Laurans A. Mendelson, HEICO’s Chairman and CEO, commented on the Company's second quarter results stating, "We are very pleased to report record quarterly results in consolidated net sales and operating income driven by record net sales and operating income at the Flight Support Group and continued year-over-year increases in both net sales and operating income at the Electronic Technologies Group. Our performance principally reflects the outstanding profitable contributions to earnings from our well-managed fiscal 2017 and 2018 acquisitions, continued mid- single digit organic growth within our Flight Support Group and strong demand for defense-related products within our Electronic Technologies Group.
The Flight Support Group's net sales increased 16% to a record $267.8 million in the second quarter of fiscal 2018, up from $231.8 million in the second quarter of fiscal 2017. The Flight Support Group's net sales increased 15% to a record $522.6 million in the first six months of fiscal 2018, up from $452.7 million in the first six months of fiscal 2017. The increase in the second quarter and first six months of fiscal 2018 is attributable to the impact from our fiscal 2017 profitable acquisitions as well as organic growth of 5% and 4%, respectively.

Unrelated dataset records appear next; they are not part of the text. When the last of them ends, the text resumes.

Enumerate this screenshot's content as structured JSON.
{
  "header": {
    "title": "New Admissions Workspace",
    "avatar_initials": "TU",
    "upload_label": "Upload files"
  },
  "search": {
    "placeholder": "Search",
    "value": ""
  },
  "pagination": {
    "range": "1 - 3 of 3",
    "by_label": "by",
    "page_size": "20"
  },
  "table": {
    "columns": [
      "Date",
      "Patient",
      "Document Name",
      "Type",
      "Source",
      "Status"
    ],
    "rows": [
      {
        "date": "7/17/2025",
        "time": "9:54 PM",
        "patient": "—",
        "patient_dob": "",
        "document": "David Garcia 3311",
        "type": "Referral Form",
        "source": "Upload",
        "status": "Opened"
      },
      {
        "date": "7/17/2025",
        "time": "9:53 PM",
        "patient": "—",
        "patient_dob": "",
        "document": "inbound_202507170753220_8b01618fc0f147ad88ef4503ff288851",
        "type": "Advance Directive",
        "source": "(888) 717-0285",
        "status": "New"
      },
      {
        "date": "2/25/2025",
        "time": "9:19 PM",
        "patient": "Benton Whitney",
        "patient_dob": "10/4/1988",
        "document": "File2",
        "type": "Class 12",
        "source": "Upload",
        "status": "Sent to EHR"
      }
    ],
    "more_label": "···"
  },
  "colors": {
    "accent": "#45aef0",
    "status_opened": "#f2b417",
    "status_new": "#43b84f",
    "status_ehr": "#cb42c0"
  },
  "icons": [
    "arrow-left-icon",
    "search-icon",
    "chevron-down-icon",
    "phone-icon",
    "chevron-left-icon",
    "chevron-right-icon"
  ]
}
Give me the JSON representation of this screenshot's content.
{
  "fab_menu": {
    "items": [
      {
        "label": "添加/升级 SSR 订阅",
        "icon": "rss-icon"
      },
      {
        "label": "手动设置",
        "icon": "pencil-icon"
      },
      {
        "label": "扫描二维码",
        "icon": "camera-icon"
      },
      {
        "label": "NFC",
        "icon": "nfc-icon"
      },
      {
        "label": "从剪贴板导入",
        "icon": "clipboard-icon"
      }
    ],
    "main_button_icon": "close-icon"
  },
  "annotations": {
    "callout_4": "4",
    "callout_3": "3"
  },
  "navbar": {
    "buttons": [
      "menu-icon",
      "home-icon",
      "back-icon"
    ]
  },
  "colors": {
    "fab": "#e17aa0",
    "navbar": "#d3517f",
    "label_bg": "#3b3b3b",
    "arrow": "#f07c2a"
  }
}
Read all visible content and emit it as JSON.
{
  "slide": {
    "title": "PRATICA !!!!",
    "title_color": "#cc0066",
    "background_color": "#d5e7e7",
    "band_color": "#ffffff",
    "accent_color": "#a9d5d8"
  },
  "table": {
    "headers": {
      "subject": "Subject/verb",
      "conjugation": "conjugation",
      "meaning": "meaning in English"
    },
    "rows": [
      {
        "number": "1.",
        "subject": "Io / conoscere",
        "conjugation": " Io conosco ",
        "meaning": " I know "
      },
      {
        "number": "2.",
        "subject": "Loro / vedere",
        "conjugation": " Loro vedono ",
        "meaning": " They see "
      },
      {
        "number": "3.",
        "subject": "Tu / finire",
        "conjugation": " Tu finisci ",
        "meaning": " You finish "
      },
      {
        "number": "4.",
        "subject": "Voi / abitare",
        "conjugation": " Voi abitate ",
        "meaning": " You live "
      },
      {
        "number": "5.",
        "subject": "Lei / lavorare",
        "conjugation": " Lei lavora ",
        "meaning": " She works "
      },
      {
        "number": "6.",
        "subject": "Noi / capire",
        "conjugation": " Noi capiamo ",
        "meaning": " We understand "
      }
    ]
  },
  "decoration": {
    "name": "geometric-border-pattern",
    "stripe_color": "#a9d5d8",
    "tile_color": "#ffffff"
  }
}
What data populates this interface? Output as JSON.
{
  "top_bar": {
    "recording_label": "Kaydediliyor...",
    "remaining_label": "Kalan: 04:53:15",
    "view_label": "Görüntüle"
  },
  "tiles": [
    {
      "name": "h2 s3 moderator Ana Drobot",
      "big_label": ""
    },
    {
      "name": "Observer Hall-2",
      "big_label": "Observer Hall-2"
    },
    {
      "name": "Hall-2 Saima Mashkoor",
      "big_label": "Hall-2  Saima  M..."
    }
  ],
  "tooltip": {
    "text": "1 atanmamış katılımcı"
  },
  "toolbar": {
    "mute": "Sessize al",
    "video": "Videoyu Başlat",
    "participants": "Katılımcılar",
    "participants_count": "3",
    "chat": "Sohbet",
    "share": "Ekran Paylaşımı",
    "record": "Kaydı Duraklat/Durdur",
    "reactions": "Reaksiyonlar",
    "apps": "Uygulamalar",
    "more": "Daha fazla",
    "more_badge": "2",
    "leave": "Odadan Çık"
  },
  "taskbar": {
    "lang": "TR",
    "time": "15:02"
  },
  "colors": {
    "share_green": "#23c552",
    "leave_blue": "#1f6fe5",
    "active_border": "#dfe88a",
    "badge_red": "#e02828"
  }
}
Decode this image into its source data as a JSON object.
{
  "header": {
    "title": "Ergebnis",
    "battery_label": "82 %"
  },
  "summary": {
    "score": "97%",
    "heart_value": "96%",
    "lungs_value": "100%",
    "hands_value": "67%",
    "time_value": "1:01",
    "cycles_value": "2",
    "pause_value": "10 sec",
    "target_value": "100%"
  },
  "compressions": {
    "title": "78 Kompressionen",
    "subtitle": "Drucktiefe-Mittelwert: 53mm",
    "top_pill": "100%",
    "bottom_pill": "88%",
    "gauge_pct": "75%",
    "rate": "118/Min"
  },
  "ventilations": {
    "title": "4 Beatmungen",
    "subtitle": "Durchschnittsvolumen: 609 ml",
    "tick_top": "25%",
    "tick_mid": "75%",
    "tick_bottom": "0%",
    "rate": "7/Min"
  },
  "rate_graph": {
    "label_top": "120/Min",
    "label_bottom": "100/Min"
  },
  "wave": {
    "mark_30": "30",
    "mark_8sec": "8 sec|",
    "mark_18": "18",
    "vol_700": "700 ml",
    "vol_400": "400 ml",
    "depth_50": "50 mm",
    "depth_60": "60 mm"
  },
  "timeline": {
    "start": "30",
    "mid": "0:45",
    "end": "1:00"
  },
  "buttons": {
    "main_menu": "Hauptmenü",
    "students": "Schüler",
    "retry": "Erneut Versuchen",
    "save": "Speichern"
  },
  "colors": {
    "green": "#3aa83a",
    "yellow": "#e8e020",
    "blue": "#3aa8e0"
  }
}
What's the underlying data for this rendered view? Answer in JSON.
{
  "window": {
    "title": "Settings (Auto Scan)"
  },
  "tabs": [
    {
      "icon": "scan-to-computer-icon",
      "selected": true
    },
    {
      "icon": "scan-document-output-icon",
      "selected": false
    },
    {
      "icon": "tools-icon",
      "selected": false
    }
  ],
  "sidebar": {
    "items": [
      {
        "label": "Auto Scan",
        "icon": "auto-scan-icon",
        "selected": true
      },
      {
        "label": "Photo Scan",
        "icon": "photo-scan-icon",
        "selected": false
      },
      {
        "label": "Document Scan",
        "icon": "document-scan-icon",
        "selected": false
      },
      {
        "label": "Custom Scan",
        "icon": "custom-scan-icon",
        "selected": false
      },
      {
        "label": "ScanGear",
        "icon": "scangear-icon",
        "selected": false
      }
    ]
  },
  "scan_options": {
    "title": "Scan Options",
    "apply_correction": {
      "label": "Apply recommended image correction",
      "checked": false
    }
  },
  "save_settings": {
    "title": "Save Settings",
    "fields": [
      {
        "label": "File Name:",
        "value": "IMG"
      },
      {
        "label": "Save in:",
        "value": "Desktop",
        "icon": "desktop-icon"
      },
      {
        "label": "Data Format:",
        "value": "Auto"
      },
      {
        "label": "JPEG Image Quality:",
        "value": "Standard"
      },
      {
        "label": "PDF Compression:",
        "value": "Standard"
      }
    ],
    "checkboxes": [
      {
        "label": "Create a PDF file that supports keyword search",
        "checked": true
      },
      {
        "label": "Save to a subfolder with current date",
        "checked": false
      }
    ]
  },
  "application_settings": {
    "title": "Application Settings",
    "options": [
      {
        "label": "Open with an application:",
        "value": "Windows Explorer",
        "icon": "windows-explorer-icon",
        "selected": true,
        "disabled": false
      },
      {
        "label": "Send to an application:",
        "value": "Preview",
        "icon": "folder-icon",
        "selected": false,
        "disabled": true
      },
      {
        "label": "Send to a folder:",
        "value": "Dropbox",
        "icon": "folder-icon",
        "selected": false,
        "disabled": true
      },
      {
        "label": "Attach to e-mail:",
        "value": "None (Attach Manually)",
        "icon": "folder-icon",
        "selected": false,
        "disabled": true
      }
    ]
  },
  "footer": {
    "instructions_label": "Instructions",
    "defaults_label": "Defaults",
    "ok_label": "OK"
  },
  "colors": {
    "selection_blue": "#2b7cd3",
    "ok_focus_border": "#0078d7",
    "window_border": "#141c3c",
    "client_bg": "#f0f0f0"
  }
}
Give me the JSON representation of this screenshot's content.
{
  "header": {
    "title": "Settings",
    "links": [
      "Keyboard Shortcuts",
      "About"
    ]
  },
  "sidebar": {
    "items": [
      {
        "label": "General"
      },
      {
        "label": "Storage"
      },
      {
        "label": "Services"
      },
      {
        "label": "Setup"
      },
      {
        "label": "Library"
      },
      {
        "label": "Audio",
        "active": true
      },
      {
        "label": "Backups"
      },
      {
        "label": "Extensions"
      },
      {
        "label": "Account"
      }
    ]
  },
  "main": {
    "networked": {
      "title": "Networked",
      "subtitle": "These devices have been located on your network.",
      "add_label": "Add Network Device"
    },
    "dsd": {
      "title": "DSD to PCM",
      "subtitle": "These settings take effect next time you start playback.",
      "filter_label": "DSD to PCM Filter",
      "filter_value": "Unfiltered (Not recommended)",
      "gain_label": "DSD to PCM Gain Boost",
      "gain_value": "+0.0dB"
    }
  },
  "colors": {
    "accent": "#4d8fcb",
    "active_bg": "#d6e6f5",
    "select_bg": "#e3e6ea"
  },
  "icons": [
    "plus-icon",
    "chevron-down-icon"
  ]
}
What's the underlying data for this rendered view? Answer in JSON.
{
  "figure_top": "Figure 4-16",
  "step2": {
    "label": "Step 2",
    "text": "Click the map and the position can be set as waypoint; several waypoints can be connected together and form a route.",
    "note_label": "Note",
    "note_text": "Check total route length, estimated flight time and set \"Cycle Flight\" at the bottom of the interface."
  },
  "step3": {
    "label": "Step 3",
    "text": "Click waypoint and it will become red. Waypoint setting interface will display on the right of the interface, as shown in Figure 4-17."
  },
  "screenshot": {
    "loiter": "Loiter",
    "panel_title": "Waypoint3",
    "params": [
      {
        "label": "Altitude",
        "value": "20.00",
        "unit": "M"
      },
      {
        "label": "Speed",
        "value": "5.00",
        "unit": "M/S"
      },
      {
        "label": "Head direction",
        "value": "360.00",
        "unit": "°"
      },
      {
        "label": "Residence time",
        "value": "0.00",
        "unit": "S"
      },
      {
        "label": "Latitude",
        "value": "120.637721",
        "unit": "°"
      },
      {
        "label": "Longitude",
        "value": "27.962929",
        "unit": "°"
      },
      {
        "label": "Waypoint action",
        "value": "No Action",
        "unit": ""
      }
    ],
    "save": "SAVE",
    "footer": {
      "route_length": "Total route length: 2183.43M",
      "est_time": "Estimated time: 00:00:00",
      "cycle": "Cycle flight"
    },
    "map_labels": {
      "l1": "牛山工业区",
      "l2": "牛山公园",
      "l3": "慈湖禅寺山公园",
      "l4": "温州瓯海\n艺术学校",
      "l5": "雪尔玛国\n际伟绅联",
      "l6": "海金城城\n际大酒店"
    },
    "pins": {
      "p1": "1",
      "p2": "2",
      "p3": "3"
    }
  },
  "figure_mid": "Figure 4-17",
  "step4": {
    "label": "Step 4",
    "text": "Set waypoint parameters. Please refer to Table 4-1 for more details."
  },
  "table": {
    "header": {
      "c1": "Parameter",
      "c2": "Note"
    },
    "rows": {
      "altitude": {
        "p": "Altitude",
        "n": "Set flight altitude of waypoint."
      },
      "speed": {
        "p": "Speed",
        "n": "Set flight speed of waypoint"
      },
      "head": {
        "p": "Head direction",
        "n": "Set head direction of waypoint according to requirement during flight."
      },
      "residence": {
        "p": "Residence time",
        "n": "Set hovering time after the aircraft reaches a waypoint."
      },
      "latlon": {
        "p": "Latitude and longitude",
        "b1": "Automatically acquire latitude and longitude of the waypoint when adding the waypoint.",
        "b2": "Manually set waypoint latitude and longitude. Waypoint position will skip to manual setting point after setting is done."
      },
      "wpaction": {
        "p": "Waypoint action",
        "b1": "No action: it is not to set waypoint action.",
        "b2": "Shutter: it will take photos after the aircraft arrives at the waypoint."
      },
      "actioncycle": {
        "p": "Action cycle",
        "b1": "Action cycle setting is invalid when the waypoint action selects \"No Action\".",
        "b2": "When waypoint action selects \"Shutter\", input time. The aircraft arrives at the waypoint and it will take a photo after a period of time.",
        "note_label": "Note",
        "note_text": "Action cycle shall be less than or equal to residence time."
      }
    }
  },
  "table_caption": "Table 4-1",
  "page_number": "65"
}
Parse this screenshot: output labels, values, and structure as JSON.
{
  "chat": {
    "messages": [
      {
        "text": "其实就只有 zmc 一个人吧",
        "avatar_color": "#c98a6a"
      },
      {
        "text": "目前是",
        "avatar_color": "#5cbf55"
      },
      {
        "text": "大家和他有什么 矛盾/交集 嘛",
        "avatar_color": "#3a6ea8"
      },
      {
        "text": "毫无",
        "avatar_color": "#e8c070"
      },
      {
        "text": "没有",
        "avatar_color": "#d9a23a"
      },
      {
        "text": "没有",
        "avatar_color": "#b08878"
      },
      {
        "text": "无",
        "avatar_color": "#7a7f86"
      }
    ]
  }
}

The organic growth in the second quarter and first six months of fiscal 2018 is principally from increased demand and new product offerings within our aftermarket replacement parts and repair and overhaul parts and services product lines. Additionally, the increase in the first six months of fiscal 2018 was partially offset by lower net sales within our specialty products product line. Excluding the net sales decrease in our specialty products product line, the Flight Support Group experienced organic growth of 6% in the first six months of fiscal 2018.
The Flight Support Group's operating income increased 15% to a record $51.5 million in the second quarter of fiscal 2018, up from $44.7 million in the second quarter of fiscal 2017. The Flight Support Group's operating income increased 13% to a record $97.4 million in the first six months of fiscal 2018, up from $86.1 million in the first six months of fiscal 2017. The increase in the second quarter and first six months of fiscal 2018 is mainly attributable to the previously mentioned net sales growth and the impact from an improved gross profit margin, partially offset by an increase in performance-based compensation expense. Additionally, the first six months of fiscal 2018 reflects an increase in intangible asset amortization expense mainly resulting from the fiscal 2017 acquisitions.
The Flight Support Group's operating margin was a strong 19.2% in the second quarter of fiscal 2018, compared to 19.3% in the second quarter of fiscal 2017. The Flight Support Group's operating margin decreased slightly to 18.6% in the first six months of fiscal 2018 from 19.0% in the first six months of fiscal 2017. The decrease in the first six months of fiscal 2018 principally reflects the previously mentioned increases in performance-based compensation expense and intangible asset amortization expense, partially offset by the previously mentioned improved gross profit margin.